Elle nous a fait prendre du retard. Ce fut assez dingue. On s’est confiné en mars alors qu’il y avait tout à faire : trouver des locaux, passer des accords de distribution, recruter les gens, mettre en place les moyens de production… Il a fallu tout faire en visioconférence. Finalement, nous n’avons eu les clefs de nos locaux qu’en juin et on a réussi à lancer la chaîne le 21 août. Les équipes ont fait un super boulot dont je suis fier.

De quelle manière le Covid-19 affecte-t-il votre démarrage commercial ?

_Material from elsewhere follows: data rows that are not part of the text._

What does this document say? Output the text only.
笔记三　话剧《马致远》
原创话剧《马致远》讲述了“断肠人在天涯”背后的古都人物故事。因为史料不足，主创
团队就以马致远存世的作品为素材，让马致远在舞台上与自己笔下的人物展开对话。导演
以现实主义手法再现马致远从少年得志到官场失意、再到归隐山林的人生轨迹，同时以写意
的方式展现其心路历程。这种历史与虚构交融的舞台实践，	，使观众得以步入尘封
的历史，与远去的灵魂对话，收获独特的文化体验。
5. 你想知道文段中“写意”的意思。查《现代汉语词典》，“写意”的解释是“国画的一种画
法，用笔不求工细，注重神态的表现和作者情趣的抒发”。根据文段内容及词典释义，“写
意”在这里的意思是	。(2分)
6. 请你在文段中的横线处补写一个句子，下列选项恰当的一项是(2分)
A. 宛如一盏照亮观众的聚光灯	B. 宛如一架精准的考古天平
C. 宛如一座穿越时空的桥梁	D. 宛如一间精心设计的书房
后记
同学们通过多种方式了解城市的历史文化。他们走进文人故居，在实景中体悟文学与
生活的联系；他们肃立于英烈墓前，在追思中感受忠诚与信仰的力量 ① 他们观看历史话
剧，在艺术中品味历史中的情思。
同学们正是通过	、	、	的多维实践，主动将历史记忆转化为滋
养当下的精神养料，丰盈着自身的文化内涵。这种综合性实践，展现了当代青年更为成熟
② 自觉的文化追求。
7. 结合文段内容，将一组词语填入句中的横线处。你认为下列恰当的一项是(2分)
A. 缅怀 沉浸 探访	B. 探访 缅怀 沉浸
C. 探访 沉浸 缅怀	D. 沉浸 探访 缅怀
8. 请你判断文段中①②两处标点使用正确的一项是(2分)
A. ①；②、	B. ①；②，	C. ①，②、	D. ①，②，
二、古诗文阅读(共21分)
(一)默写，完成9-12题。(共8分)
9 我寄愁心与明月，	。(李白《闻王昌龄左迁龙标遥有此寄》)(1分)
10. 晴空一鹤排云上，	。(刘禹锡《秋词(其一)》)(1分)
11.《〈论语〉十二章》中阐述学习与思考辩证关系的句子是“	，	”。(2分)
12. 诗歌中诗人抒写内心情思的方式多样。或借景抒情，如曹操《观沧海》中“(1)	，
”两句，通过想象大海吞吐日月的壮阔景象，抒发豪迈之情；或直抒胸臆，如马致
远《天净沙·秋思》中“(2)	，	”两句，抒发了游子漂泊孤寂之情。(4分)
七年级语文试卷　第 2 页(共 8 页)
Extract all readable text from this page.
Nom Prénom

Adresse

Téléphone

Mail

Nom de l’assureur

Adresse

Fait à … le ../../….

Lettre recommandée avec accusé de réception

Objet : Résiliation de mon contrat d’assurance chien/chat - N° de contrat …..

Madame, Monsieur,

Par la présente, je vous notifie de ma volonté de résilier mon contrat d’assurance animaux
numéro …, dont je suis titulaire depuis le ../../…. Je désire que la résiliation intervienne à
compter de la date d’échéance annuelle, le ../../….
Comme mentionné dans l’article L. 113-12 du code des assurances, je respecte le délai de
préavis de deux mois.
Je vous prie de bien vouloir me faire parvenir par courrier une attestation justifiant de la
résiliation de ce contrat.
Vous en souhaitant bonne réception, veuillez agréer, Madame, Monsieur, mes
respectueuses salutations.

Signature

Mediapro a acheté des droits sans savoir quand ni dans quelles conditions allait redémarrer le championnat. Quand vous devez vendre à des distributeurs un produit sans savoir quand cela va commencer, c’est compliqué. Il y a aussi eu l’impact sur les calendriers et les joueurs. La première journée de Ligue 1, il y avait encore des matchs de Ligue des champions et de l’Europa League sur d’autres chaînes. On devait diffuser Marseille-Saint Étienne comme premier match, mais non : des joueurs de l’OM ont été contaminés par le Covid-19 et le match a été reporté. Même ce dimanche soir, certains joueurs du PSG ne seront pas présents (plusieurs, dont Neymar, Mbappé et Di Maria, ont été testés positifs après des vacances à Ibiza, NDLR). On est déçus, mais il faut s’y faire : il va falloir composer avec le virus toute la saison. Du moins, jusqu’à ce qu’il y ait un vaccin…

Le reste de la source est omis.